I will mention that both of these issues can become a little less intrusive now thanks to Adobe's new AI features in Lightroom. The lens blur effect works amazingly for emulating a more shallow depth of field, and even let's you customize how you want the bokeh effect to look! And with the de-noise feature, I'm now much more confident that higher ISO ranges will still produce perfectly usable images.

So how about for video? I did shoot just some test clips to see how it did. The autofocus works perfectly, I never had any issues with it whatsoever. The lack of image stabilization was however a biiiit distracting. I was shooting handheld and at the longer zoom ranges there definitely is some camera shake, however with Sony's in-body stabilization it does help a bit with that.

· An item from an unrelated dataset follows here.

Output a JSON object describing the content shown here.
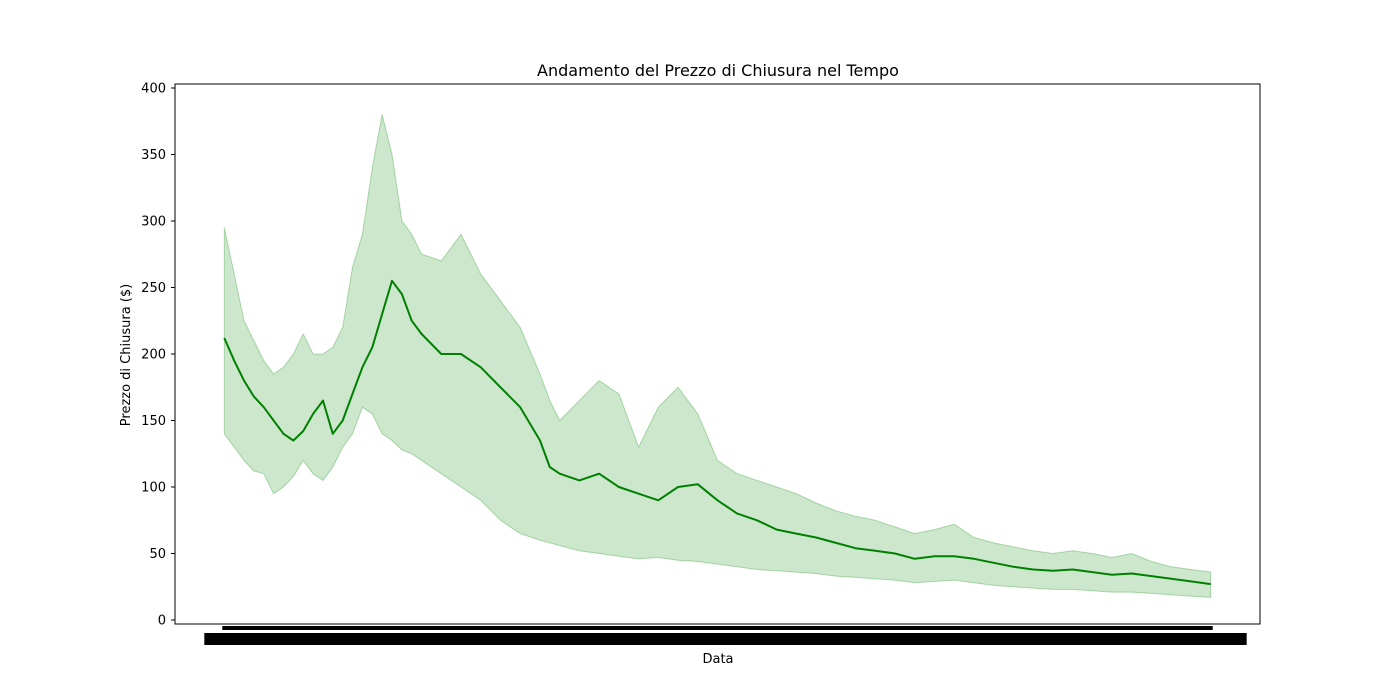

The only other real issue that I noticed wasn't even an issue while taking photos. While I was walking around holding my camera at my side, the lens creep is absolutely awful. I do wish it had a lens lock on it to prevent it from sliding around when walking or if you use one of those peak design capture clips.

Overall my experience with this lens was very positive! I mean yeah it may not have all the bells and whistles that a Sony 70-200 GM II might have, but I was also able to find good used examples of the Tamron for 7 times less than the cost of the Sony. If you are someone looking to just get into sports or travel photography and don't have a trust fund to go lens shopping with, then I do think the Tamron 70-300 will be the first lens to look into.